Umschlagmotiv: Shutterstock.com, Fotolia.com

Umschlaggestaltung: Isegrim

 

Alle Rechte vorbehalten

Vervielfältigung, Speicherung oder Übertragung

können zivil- oder strafrechtlich verfolgt werden.

 

(eBook) ISBN: 978-3-95452-813-4

 

www.spielberg-verlag.de

www.isegrim-buecher.de

Inhaltsverzeichnis

1.

2.

3.

4.

5.

6.

7.

8.

9.

10.

11.

12.

13.

14.

15.

Rezepte aus Rosalinds Backbuch

 

Riva Stern (Ps) ist eine vielseitige Künstlerin: Schon als Mädchen schrieb sie mit Begeisterung Geschichten und spielte in Kinder- und Jugendtheatern. Nach ihrem Abitur zog sie nach England und absolvierte dort erfolgreich ein Studium der Community Arts und Regieassistenz an der berühmten Künstlerakademie von Paul McCartney in Liverpool. Zurück in Deutschland studierte sie Lehramt für Englisch und Deutsch. Sie genießt es, das Besondere im Alltäglichen zu finden und daraus den Stoff für phantasievolle und bewegende Geschichten entstehen zu lassen. Seit 2015 lebt sie mit ihrem Ehemann in München-Schwabing. Die dortige Jugendstilarchitektur und der Englische Garten begeistern und inspirieren sie immer wieder.

 

 

Für meine große Liebe Lutz, der glücklicher Weise mein

Mann ist.

Und für alle, die an die große Liebe glauben,

auch wenn sie diese vielleicht noch nicht gefunden haben.

1.

Nichts war vergleichbar mit diesem Gefühl der Freiheit bei der Ankunft im Orangenhain ihrer Großtante Rosalind.

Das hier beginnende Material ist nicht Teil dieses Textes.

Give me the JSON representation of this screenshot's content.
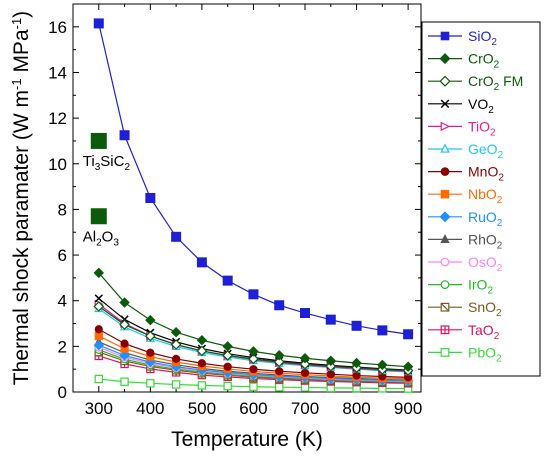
{
  "chart_data": {
    "type": "line",
    "xlabel": "Temperature (K)",
    "ylabel": {
      "base": "Thermal shock paramater (W m",
      "sup1": "-1",
      "mid": " MPa",
      "sup2": "-1",
      "end": ")"
    },
    "xlim": [
      250,
      925
    ],
    "ylim": [
      0,
      17
    ],
    "xticks": [
      300,
      400,
      500,
      600,
      700,
      800,
      900
    ],
    "yticks": [
      0,
      2,
      4,
      6,
      8,
      10,
      12,
      14,
      16
    ],
    "x": [
      300,
      350,
      400,
      450,
      500,
      550,
      600,
      650,
      700,
      750,
      800,
      850,
      900
    ],
    "legend_position": "right",
    "series": [
      {
        "name": "SiO",
        "sub": "2",
        "color": "#1f1fd6",
        "marker": "square-filled",
        "values": [
          16.15,
          11.25,
          8.5,
          6.8,
          5.68,
          4.88,
          4.28,
          3.8,
          3.46,
          3.17,
          2.9,
          2.7,
          2.53
        ]
      },
      {
        "name": "CrO",
        "sub": "2",
        "color": "#0c5a0c",
        "marker": "diamond-filled",
        "values": [
          5.22,
          3.92,
          3.15,
          2.62,
          2.27,
          2.0,
          1.78,
          1.61,
          1.48,
          1.37,
          1.27,
          1.19,
          1.11
        ]
      },
      {
        "name": "CrO",
        "sub": "2",
        "suffix": " FM",
        "color": "#0c5a0c",
        "marker": "diamond-open",
        "values": [
          3.75,
          2.95,
          2.45,
          2.08,
          1.8,
          1.6,
          1.45,
          1.32,
          1.22,
          1.13,
          1.06,
          0.99,
          0.94
        ]
      },
      {
        "name": "VO",
        "sub": "2",
        "color": "#000000",
        "marker": "cross",
        "values": [
          4.1,
          3.18,
          2.6,
          2.2,
          1.9,
          1.68,
          1.51,
          1.37,
          1.26,
          1.17,
          1.09,
          1.02,
          0.96
        ]
      },
      {
        "name": "TiO",
        "sub": "2",
        "color": "#e0208a",
        "marker": "tri-right-open",
        "values": [
          3.85,
          3.0,
          2.45,
          2.07,
          1.8,
          1.59,
          1.42,
          1.29,
          1.19,
          1.1,
          1.03,
          0.96,
          0.91
        ]
      },
      {
        "name": "GeO",
        "sub": "2",
        "color": "#20c8e8",
        "marker": "triangle-open",
        "values": [
          3.65,
          2.85,
          2.35,
          1.99,
          1.73,
          1.53,
          1.37,
          1.25,
          1.15,
          1.07,
          1.0,
          0.93,
          0.88
        ]
      },
      {
        "name": "MnO",
        "sub": "2",
        "color": "#8b0000",
        "marker": "circle-filled",
        "values": [
          2.75,
          2.12,
          1.72,
          1.45,
          1.26,
          1.11,
          1.0,
          0.91,
          0.84,
          0.78,
          0.72,
          0.68,
          0.64
        ]
      },
      {
        "name": "NbO",
        "sub": "2",
        "color": "#ff6a00",
        "marker": "square-filled",
        "values": [
          2.45,
          1.9,
          1.55,
          1.31,
          1.14,
          1.01,
          0.9,
          0.82,
          0.76,
          0.7,
          0.65,
          0.61,
          0.58
        ]
      },
      {
        "name": "RuO",
        "sub": "2",
        "color": "#1e90ff",
        "marker": "diamond-filled",
        "values": [
          2.05,
          1.6,
          1.31,
          1.11,
          0.96,
          0.85,
          0.76,
          0.69,
          0.64,
          0.59,
          0.55,
          0.52,
          0.49
        ]
      },
      {
        "name": "RhO",
        "sub": "2",
        "color": "#555555",
        "marker": "triangle-filled",
        "values": [
          2.2,
          1.72,
          1.4,
          1.19,
          1.03,
          0.91,
          0.82,
          0.74,
          0.68,
          0.63,
          0.59,
          0.55,
          0.52
        ]
      },
      {
        "name": "OsO",
        "sub": "2",
        "color": "#ff80ff",
        "marker": "circle-open",
        "values": [
          1.95,
          1.52,
          1.25,
          1.06,
          0.92,
          0.81,
          0.73,
          0.66,
          0.61,
          0.56,
          0.53,
          0.49,
          0.47
        ]
      },
      {
        "name": "IrO",
        "sub": "2",
        "color": "#22bb22",
        "marker": "circle-open",
        "values": [
          1.85,
          1.44,
          1.18,
          1.0,
          0.87,
          0.77,
          0.69,
          0.63,
          0.58,
          0.53,
          0.5,
          0.47,
          0.44
        ]
      },
      {
        "name": "SnO",
        "sub": "2",
        "color": "#7a5a1a",
        "marker": "square-star-open",
        "values": [
          1.75,
          1.36,
          1.12,
          0.95,
          0.82,
          0.73,
          0.65,
          0.59,
          0.55,
          0.51,
          0.47,
          0.44,
          0.42
        ]
      },
      {
        "name": "TaO",
        "sub": "2",
        "color": "#e01060",
        "marker": "square-hash",
        "values": [
          1.58,
          1.23,
          1.01,
          0.86,
          0.74,
          0.66,
          0.59,
          0.54,
          0.5,
          0.46,
          0.43,
          0.4,
          0.38
        ]
      },
      {
        "name": "PbO",
        "sub": "2",
        "color": "#33dd33",
        "marker": "square-open",
        "values": [
          0.57,
          0.45,
          0.38,
          0.33,
          0.29,
          0.26,
          0.23,
          0.21,
          0.2,
          0.18,
          0.17,
          0.16,
          0.15
        ]
      }
    ],
    "annotations": [
      {
        "parts": [
          [
            "Ti",
            ""
          ],
          [
            "3",
            "sub"
          ],
          [
            "SiC",
            ""
          ],
          [
            "2",
            "sub"
          ]
        ],
        "x": 300,
        "y": 11.0,
        "color": "#0c5a0c"
      },
      {
        "parts": [
          [
            "Al",
            ""
          ],
          [
            "2",
            "sub"
          ],
          [
            "O",
            ""
          ],
          [
            "3",
            "sub"
          ]
        ],
        "x": 300,
        "y": 7.7,
        "color": "#0c5a0c"
      }
    ]
  }
}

Der Duft der reifen Früchte, der ihr entgegenströmte, die Wärme des steinigen Bodens, der einzigartige Gesang der Zikaden. Alles zusammen eindeutige Zeichen dafür, dass sie endlich dort war, wo sie sich das ganze Jahr über hinträumte. Frieda im Sommer. Zu Beginn der Ferien. Der endlosen Sommerferienzeit. Zeit um sich treiben zu lassen und, um einfach Frieda zu sein. Das war vollkommen genug und eindeutig ausreichend. Die letzten Wochen zu Hause waren wieder einmal chaotisch und äußerst anstrengend gewesen. Aber daran wollte Frieda erstmal nicht mehr denken und verdrängte jeglichen Gedanken daran sogleich - so gut sie eben konnte.

Was für ein Glück, dass ihre Großtante Rosalind genau hier wohnte, stellte Frieda immer wieder aufs Neue fest. Rosalind wohnte in einem etwas abgelegenen Steinhaus-Anwesen auf einem klitzekleinen bewaldeten Hügel. Mit Meerblick. Was für ein überhimmlisches Glück das doch war.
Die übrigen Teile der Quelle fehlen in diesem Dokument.